Pouvez-vous nous en dire plus ?
Certains bateaux vont, par exemple, déconnecter leur système d'identification automatique pour éviter d’être suivis et surveillés par les Etats et les ONGs et pouvoir ainsi pêcher comme ils le veulent. Des entreprises de pêche vont également enregistrer leurs bateaux auprès de pays qui effectuent peu de contrôles. Par exemple, 39 navires de pêche industrielle battant pavillon de la Gambie, de la Mauritanie, du Sénégal et de la Guinée-Bissau ont des liens de propriété avec des entreprises européennes. Cela leur permet aussi de pêcher des espèces qu’ils ne pourraient pas pêcher autrement. En 2021, un chalutier appelé Alpha Peche 2 a changé de pavillon pour la Mauritanie au lieu de l’Espagne. Il a alors pu obtenir une licence pour pêcher les céphalopodes, comme les poulpes, une espèce que les bateaux battant pavillon européen ne peuvent pas pêcher en vertu de l'accord de pêche conclu entre l'Union européenne et la Mauritanie.

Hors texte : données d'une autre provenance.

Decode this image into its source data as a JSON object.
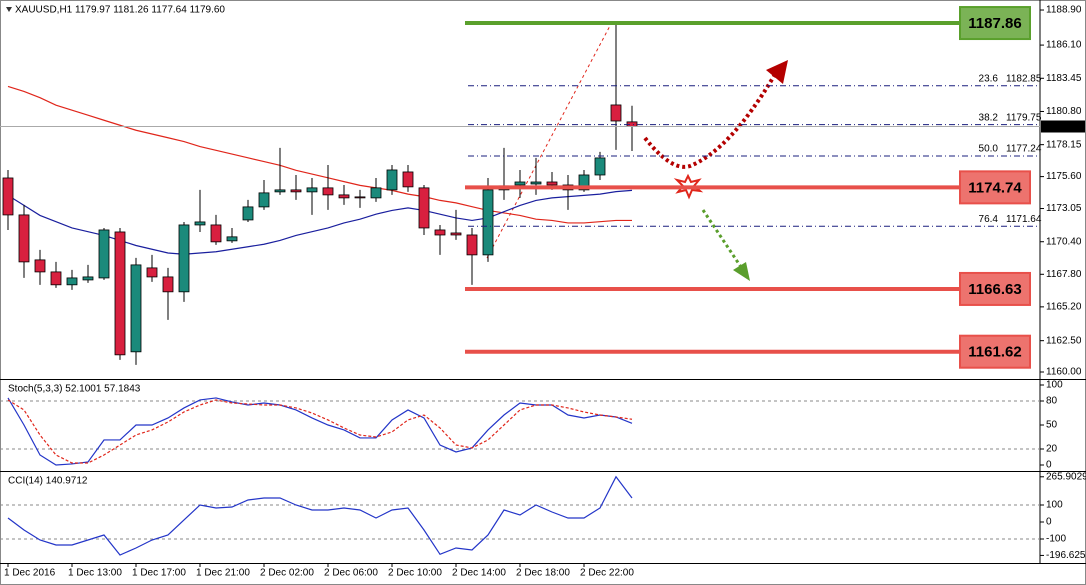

Quelles actions ont été prises à la suite de la publication de l’étude ?
Bloom a déposé plainte auprès de la Commission européenne contre la France, l’Espagne et le Portugal. L’association leur reproche de ne pas avoir effectué les contrôles nécessaires pour empêcher ces pratiques illégales. Il reste à voir quelles suites la Commission européenne donnera à cette plainte.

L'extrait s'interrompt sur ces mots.